Wednesday, February 22, 2012

Making Characters

Or How to Go Pleasantly Crazy
by Bethany Maines
A few weeks ago I set out to write about my character development process, but got somewhat distracted by cheese. I don’t apologize for that – cheese is great. It’s not an obsession or anything; it’s perfectly natural to like cheese. I don’t have a problem; I can quit any time I want to.  Stop staring at me.  Anyway, I promised I would really get back to the topic of character development in today’s blog. 

When I first start my characters, I like to start with a template I developed that includes these basic statistics. (You can check out some condensed versions of my character dossiers on my website.)

NAME: Nikki Lanier
DOB: 22 April (25 years old)
HEIGHT: 5’4”
HAIR: red
EYES: grey

Now I know some of you are probably thinking, “Why start with physical stats? Can’t I just start writing?” Of course you can! I frequently discover many excellent things about my character as my story progresses. But I think a story really only gets good when the facts of the plot collide with the facts of the character. The conflicts between plot events and character drive action, and the better I know my characters, the more realistically I can depict their reactions to events.
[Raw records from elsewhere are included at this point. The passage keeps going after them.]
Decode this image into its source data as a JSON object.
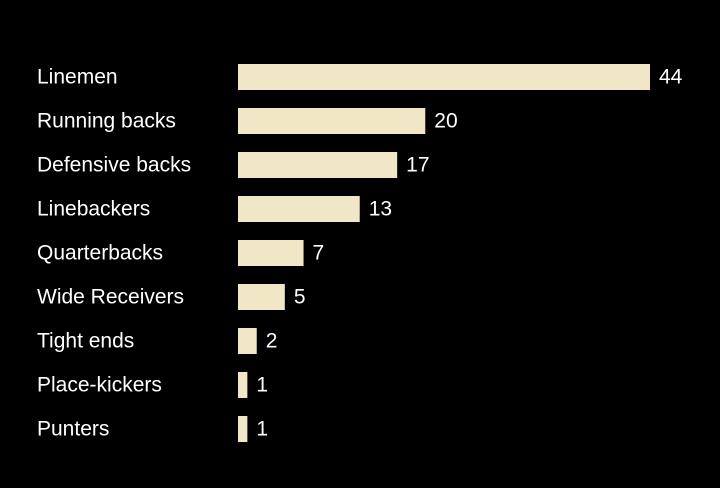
{
  "chart_data": {
    "type": "bar",
    "orientation": "horizontal",
    "categories": [
      "Linemen",
      "Running backs",
      "Defensive backs",
      "Linebackers",
      "Quarterbacks",
      "Wide Receivers",
      "Tight ends",
      "Place-kickers",
      "Punters"
    ],
    "values": [
      44,
      20,
      17,
      13,
      7,
      5,
      2,
      1,
      1
    ],
    "title": "",
    "xlabel": "",
    "ylabel": "",
    "xlim": [
      0,
      44
    ],
    "grid": false,
    "legend": "none",
    "colors": {
      "background": "#000000",
      "bar": "#f1e6c6",
      "text": "#ffffff"
    }
  }
}
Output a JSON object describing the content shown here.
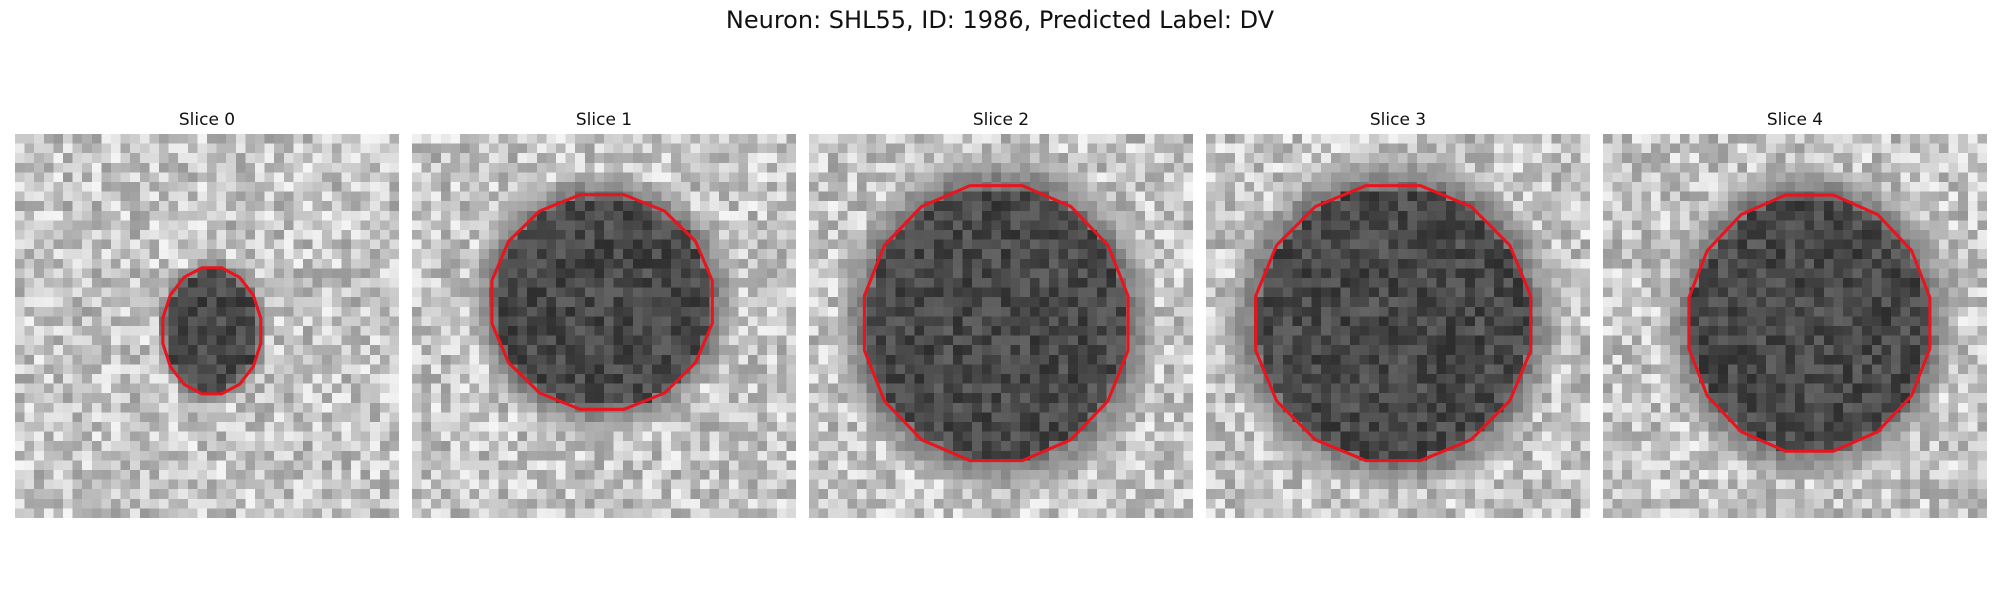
{
  "figure": {
    "title": "Neuron: SHL55, ID: 1986, Predicted Label: DV"
  },
  "panels": [
    {
      "title": "Slice 0",
      "cell": {
        "cx": 20.5,
        "cy": 20.5,
        "rx": 4.8,
        "ry": 6.3
      }
    },
    {
      "title": "Slice 1",
      "cell": {
        "cx": 19.8,
        "cy": 17.5,
        "rx": 11.3,
        "ry": 11.0
      }
    },
    {
      "title": "Slice 2",
      "cell": {
        "cx": 19.5,
        "cy": 19.7,
        "rx": 13.6,
        "ry": 14.2
      }
    },
    {
      "title": "Slice 3",
      "cell": {
        "cx": 19.5,
        "cy": 19.7,
        "rx": 14.2,
        "ry": 14.2
      }
    },
    {
      "title": "Slice 4",
      "cell": {
        "cx": 21.5,
        "cy": 19.7,
        "rx": 12.4,
        "ry": 13.2
      }
    }
  ],
  "colors": {
    "contour": "#e8141e",
    "background_gray": "#c8c8c8",
    "cell_gray": "#3a3a3a"
  }
}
You’ll notice in my example, that I don’t put a year on my Date of Birth. The reason for this is purely practical. While it is important that you know what was going on while my character was growing up, my experience that if I put down 1987 for my 25 year old heroine, that by the time I get done editing and get the book into print that my heroine could be 34. My advice? Don’t mess with maths. Within the text of the book, just say that your character is 25 and leave it at that. 

I also know a lot of writers who struggle with the height and weight aspect when building a character, particularly when it comes to the opposite gender. To that problem I offer you Mixed Martial Arts, or really any sport that lists fighter stats. I personally love the UFC website. Using their fighter pics allow me to get a look at body types and more closely match height & weight to the character in my mind. I also usually add about 10 pounds to my character since the weights listed are “fighting” weights and even the fighters don’t live at those weights.  Another option is to use one of the multitude of free on-line BMI calculators that allow you to play with height & weight to build a person.  (Note to dude writers: asking women friends their weight is not a good option. Danger! Danger! Avoid!)

Once I get the basics filled in I add a couple of other items to my dossiers. Favorite swear word, favorite Super Bowl food, nick-names or aliases, scars, favorite band, and favorite color are a few the common selections on my character template.  From there I usually branch out into character exercises, write up a brief outline of a characters back-story, and sometimes put together a Pinterest board of things the character would love. My goal is to make my characters as real as I possibly can.  Sometimes, when they wake me up or won’t leave alone until I write something down, I think maybe I succeed too much.  But I’m ok with that.

1 comment:

  1. Damn, I wanted to hear more about cheese! Seriously, this was an excellent post. I love the idea of using the UFC website for physical attributes. I also like that you think about things like your characters fav color, Super Bowl food, etc. . . I think having pieces of information like that make the characters much more three dimensional and real.

    Thanks for another good post, even if it didn't involve cheese!